Mortgage rates moved higher late last week mostly due to waning political risks in Italy. To be honest, I only really put the jobs data in the headline because the mighty Employment Situation Report is a perennial market mover - especially for rates. In Friday's case, however, bond market trading levels (the stuff that dictates rates) ended the day right where they were just BEFORE the jobs report came out.
When it comes to the US bond market and this week's volatility, Italian politics have been at center stage. Today was something of a closing act in that regard as the Italian President finally confirmed a new Finance Minister. Failure to do so had previously threatened to send the country back to elections, and that was seen as a major risk. Bottom line: avoiding snap elections meant the defusing of those risks, and that wasn't good for rates.

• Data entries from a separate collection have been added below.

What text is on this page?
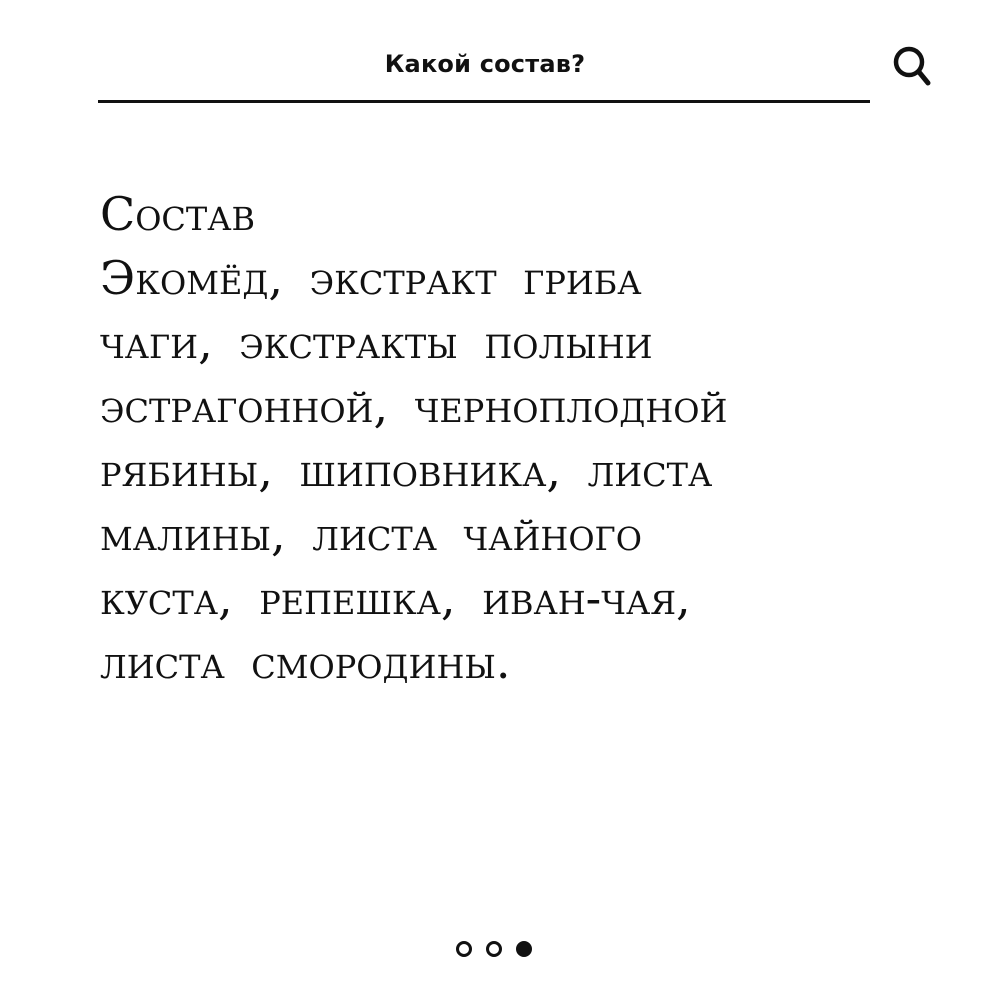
Какой состав?
Состав
Экомёд, экстракт гриба
чаги, экстракты полыни
эстрагонной, черноплодной
рябины, шиповника, листа
малины, листа чайного
куста, репешка, иван-чая,
листа смородины.
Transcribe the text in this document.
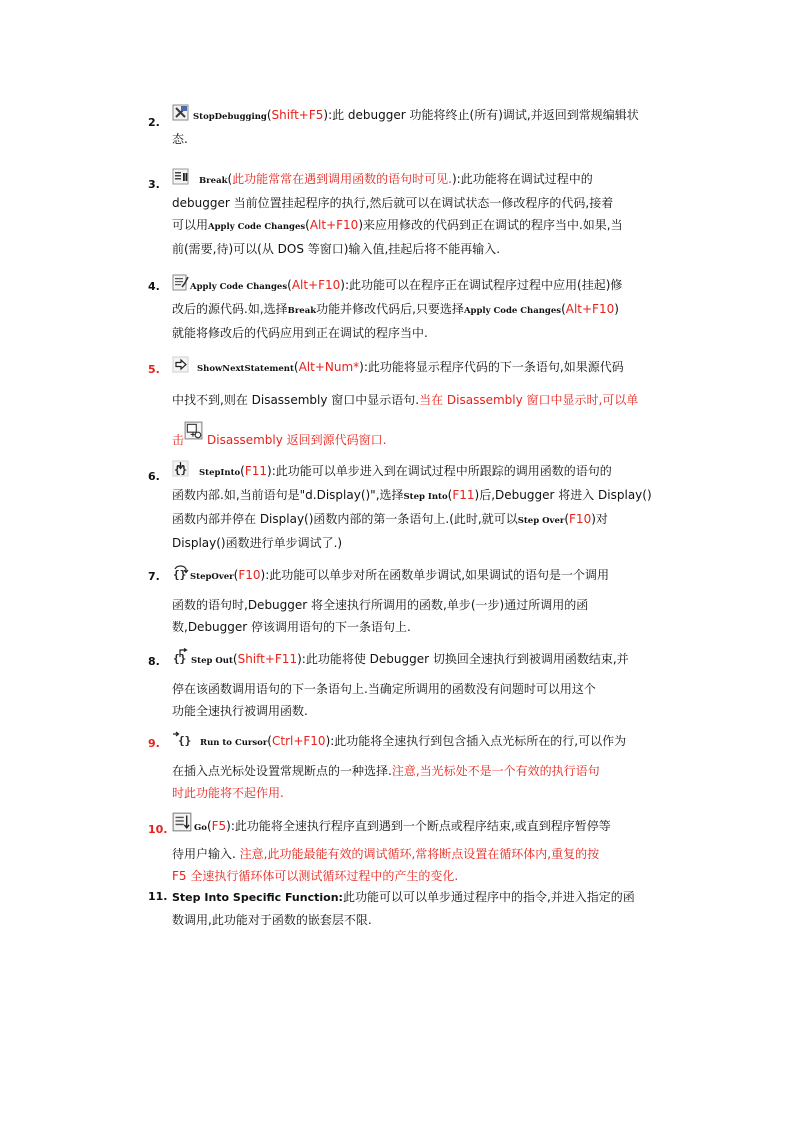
2.	StopDebugging(Shift+F5):此 debugger 功能将终止(所有)调试,并返回到常规编辑状
态.
3.	Break(此功能常常在遇到调用函数的语句时可见.):此功能将在调试过程中的
debugger 当前位置挂起程序的执行,然后就可以在调试状态一修改程序的代码,接着
可以用Apply Code Changes(Alt+F10)来应用修改的代码到正在调试的程序当中.如果,当
前(需要,待)可以(从 DOS 等窗口)输入值,挂起后将不能再输入.
4.	Apply Code Changes(Alt+F10):此功能可以在程序正在调试程序过程中应用(挂起)修
改后的源代码.如,选择Break功能并修改代码后,只要选择Apply Code Changes(Alt+F10)
就能将修改后的代码应用到正在调试的程序当中.
5.	ShowNextStatement(Alt+Num*):此功能将显示程序代码的下一条语句,如果源代码
中找不到,则在 Disassembly 窗口中显示语句.当在 Disassembly 窗口中显示时,可以单
击 Disassembly 返回到源代码窗口.
6.
{} StepInto(F11):此功能可以单步进入到在调试过程中所跟踪的调用函数的语句的
函数内部.如,当前语句是"d.Display()",选择Step Into(F11)后,Debugger 将进入 Display()
函数内部并停在 Display()函数内部的第一条语句上.(此时,就可以Step Over(F10)对
Display()函数进行单步调试了.)
7.	{} StepOver(F10):此功能可以单步对所在函数单步调试,如果调试的语句是一个调用
函数的语句时,Debugger 将全速执行所调用的函数,单步(一步)通过所调用的函
数,Debugger 停该调用语句的下一条语句上.
8.	{} Step Out(Shift+F11):此功能将使 Debugger 切换回全速执行到被调用函数结束,并
停在该函数调用语句的下一条语句上.当确定所调用的函数没有问题时可以用这个
功能全速执行被调用函数.
9.	{} Run to Cursor(Ctrl+F10):此功能将全速执行到包含插入点光标所在的行,可以作为
在插入点光标处设置常规断点的一种选择.注意,当光标处不是一个有效的执行语句
时此功能将不起作用.
10.	Go(F5):此功能将全速执行程序直到遇到一个断点或程序结束,或直到程序暂停等
待用户输入. 注意,此功能最能有效的调试循环,常将断点设置在循环体内,重复的按
F5 全速执行循环体可以测试循环过程中的产生的变化.
11. Step Into Specific Function:此功能可以可以单步通过程序中的指令,并进入指定的函
数调用,此功能对于函数的嵌套层不限.
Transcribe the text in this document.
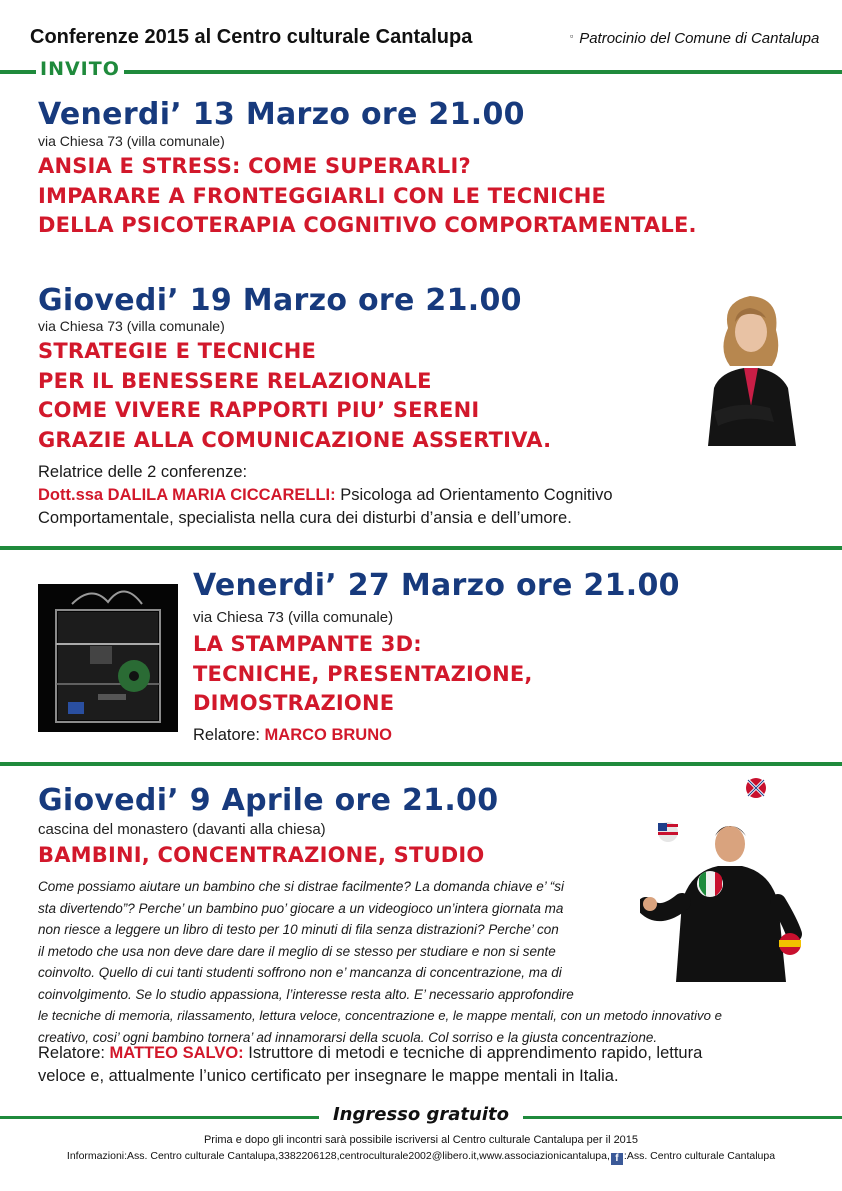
Conferenze 2015 al Centro culturale Cantalupa	▫ Patrocinio del Comune di Cantalupa
INVITO
Venerdi’ 13 Marzo ore 21.00
via Chiesa 73 (villa comunale)
ANSIA E STRESS: COME SUPERARLI?
IMPARARE A FRONTEGGIARLI CON LE TECNICHE
DELLA PSICOTERAPIA COGNITIVO COMPORTAMENTALE.
Giovedi’ 19 Marzo ore 21.00
via Chiesa 73 (villa comunale)
STRATEGIE E TECNICHE
PER IL BENESSERE RELAZIONALE
COME VIVERE RAPPORTI PIU’ SERENI
GRAZIE ALLA COMUNICAZIONE ASSERTIVA.
Relatrice delle 2 conferenze:
Dott.ssa DALILA MARIA CICCARELLI: Psicologa ad Orientamento Cognitivo
Comportamentale, specialista nella cura dei disturbi d’ansia e dell’umore.
Venerdi’ 27 Marzo ore 21.00
via Chiesa 73 (villa comunale)
LA STAMPANTE 3D:
TECNICHE, PRESENTAZIONE,
DIMOSTRAZIONE
Relatore: MARCO BRUNO
Giovedi’ 9 Aprile ore 21.00
cascina del monastero (davanti alla chiesa)
BAMBINI, CONCENTRAZIONE, STUDIO
Come possiamo aiutare un bambino che si distrae facilmente? La domanda chiave e’ “si
sta divertendo”? Perche’ un bambino puo’ giocare a un videogioco un’intera giornata ma
non riesce a leggere un libro di testo per 10 minuti di fila senza distrazioni? Perche’ con
il metodo che usa non deve dare dare il meglio di se stesso per studiare e non si sente
coinvolto. Quello di cui tanti studenti soffrono non e’ mancanza di concentrazione, ma di
coinvolgimento. Se lo studio appassiona, l’interesse resta alto. E’ necessario approfondire
le tecniche di memoria, rilassamento, lettura veloce, concentrazione e, le mappe mentali, con un metodo innovativo e
creativo, cosi’ ogni bambino tornera’ ad innamorarsi della scuola. Col sorriso e la giusta concentrazione.
Relatore: MATTEO SALVO: Istruttore di metodi e tecniche di apprendimento rapido, lettura
veloce e, attualmente l’unico certificato per insegnare le mappe mentali in Italia.
Ingresso gratuito
Prima e dopo gli incontri sarà possibile iscriversi al Centro culturale Cantalupa per il 2015
Informazioni:Ass. Centro culturale Cantalupa,3382206128,centroculturale2002@libero.it,www.associazionicantalupa, f :Ass. Centro culturale Cantalupa
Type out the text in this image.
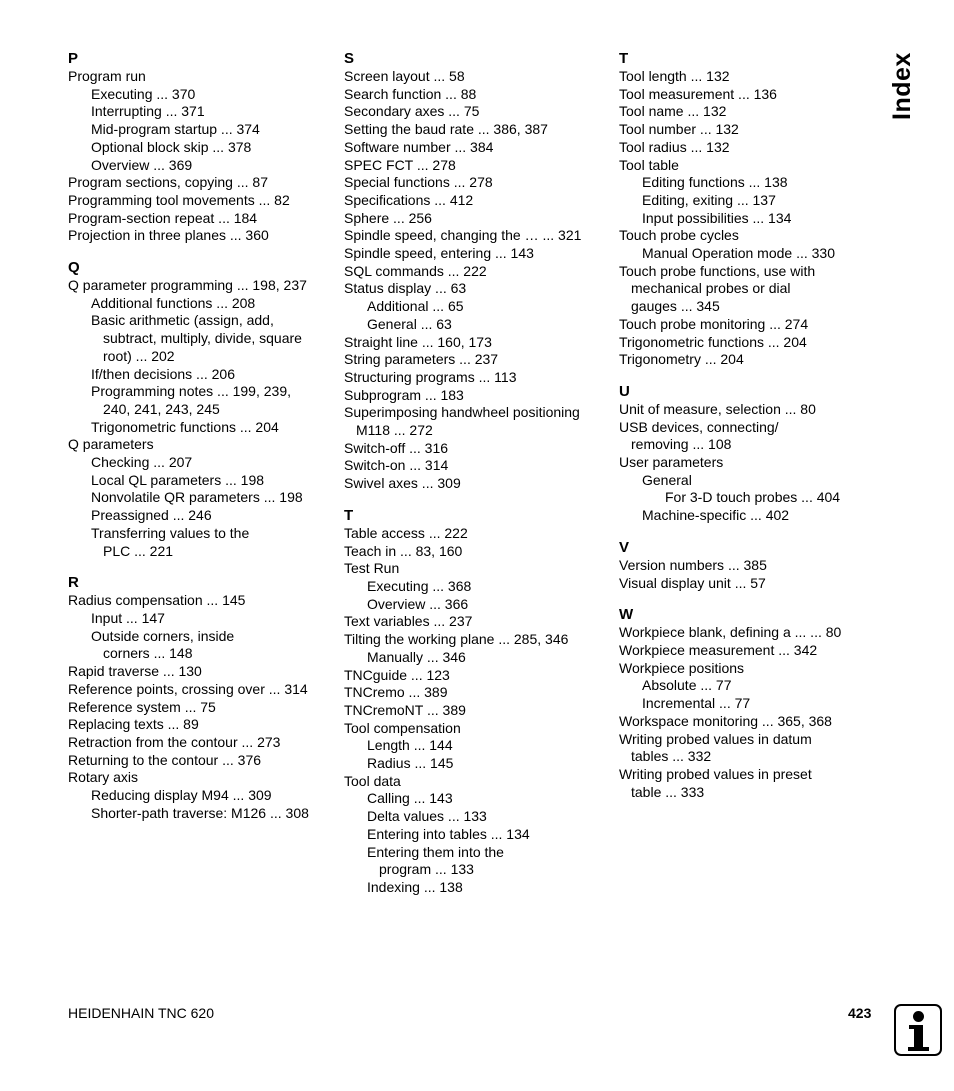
P
Program run
Executing ... 370
Interrupting ... 371
Mid-program startup ... 374
Optional block skip ... 378
Overview ... 369
Program sections, copying ... 87
Programming tool movements ... 82
Program-section repeat ... 184
Projection in three planes ... 360
Q
Q parameter programming ... 198, 237
Additional functions ... 208
Basic arithmetic (assign, add,
subtract, multiply, divide, square
root) ... 202
If/then decisions ... 206
Programming notes ... 199, 239,
240, 241, 243, 245
Trigonometric functions ... 204
Q parameters
Checking ... 207
Local QL parameters ... 198
Nonvolatile QR parameters ... 198
Preassigned ... 246
Transferring values to the
PLC ... 221
R
Radius compensation ... 145
Input ... 147
Outside corners, inside
corners ... 148
Rapid traverse ... 130
Reference points, crossing over ... 314
Reference system ... 75
Replacing texts ... 89
Retraction from the contour ... 273
Returning to the contour ... 376
Rotary axis
Reducing display M94 ... 309
Shorter-path traverse: M126 ... 308
S
Screen layout ... 58
Search function ... 88
Secondary axes ... 75
Setting the baud rate ... 386, 387
Software number ... 384
SPEC FCT ... 278
Special functions ... 278
Specifications ... 412
Sphere ... 256
Spindle speed, changing the … ... 321
Spindle speed, entering ... 143
SQL commands ... 222
Status display ... 63
Additional ... 65
General ... 63
Straight line ... 160, 173
String parameters ... 237
Structuring programs ... 113
Subprogram ... 183
Superimposing handwheel positioning
M118 ... 272
Switch-off ... 316
Switch-on ... 314
Swivel axes ... 309
T
Table access ... 222
Teach in ... 83, 160
Test Run
Executing ... 368
Overview ... 366
Text variables ... 237
Tilting the working plane ... 285, 346
Manually ... 346
TNCguide ... 123
TNCremo ... 389
TNCremoNT ... 389
Tool compensation
Length ... 144
Radius ... 145
Tool data
Calling ... 143
Delta values ... 133
Entering into tables ... 134
Entering them into the
program ... 133
Indexing ... 138
T
Tool length ... 132
Tool measurement ... 136
Tool name ... 132
Tool number ... 132
Tool radius ... 132
Tool table
Editing functions ... 138
Editing, exiting ... 137
Input possibilities ... 134
Touch probe cycles
Manual Operation mode ... 330
Touch probe functions, use with
mechanical probes or dial
gauges ... 345
Touch probe monitoring ... 274
Trigonometric functions ... 204
Trigonometry ... 204
U
Unit of measure, selection ... 80
USB devices, connecting/
removing ... 108
User parameters
General
For 3-D touch probes ... 404
Machine-specific ... 402
V
Version numbers ... 385
Visual display unit ... 57
W
Workpiece blank, defining a ... ... 80
Workpiece measurement ... 342
Workpiece positions
Absolute ... 77
Incremental ... 77
Workspace monitoring ... 365, 368
Writing probed values in datum
tables ... 332
Writing probed values in preset
table ... 333
Index
HEIDENHAIN TNC 620	423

If you're wondering "WHY" such a thing isn't good for rates, the next few sentences are for you. Bonds (which drive rates) thrive on risk. Scared investors park money in safe-haven bonds like US Treasuries. Mortgage-backed-securities (MBS) also benefit. More demand for these bonds means their prices rise and their yields fall. Falling yield is the same as falling rates--at least by the time lenders convey that reality by updating their published rate sheets.
The move higher means we ended the week right in line with last Friday. This week presents a sort of a lull, with the big Fed Announcement coming out the following week. During this time, rates will be "deciding" if they're able to hold under this week's ceiling. This is most easily tracked in terms of 10 year Treasury yields due to the variability between mortgage lenders. We're looking at 10 year yields around 2.94% as an important battleground. If we stay below, that could mean a broader, slower, positive shift is in the works, but please be very aware that such a shift is the underdog on most scorecards in 2018.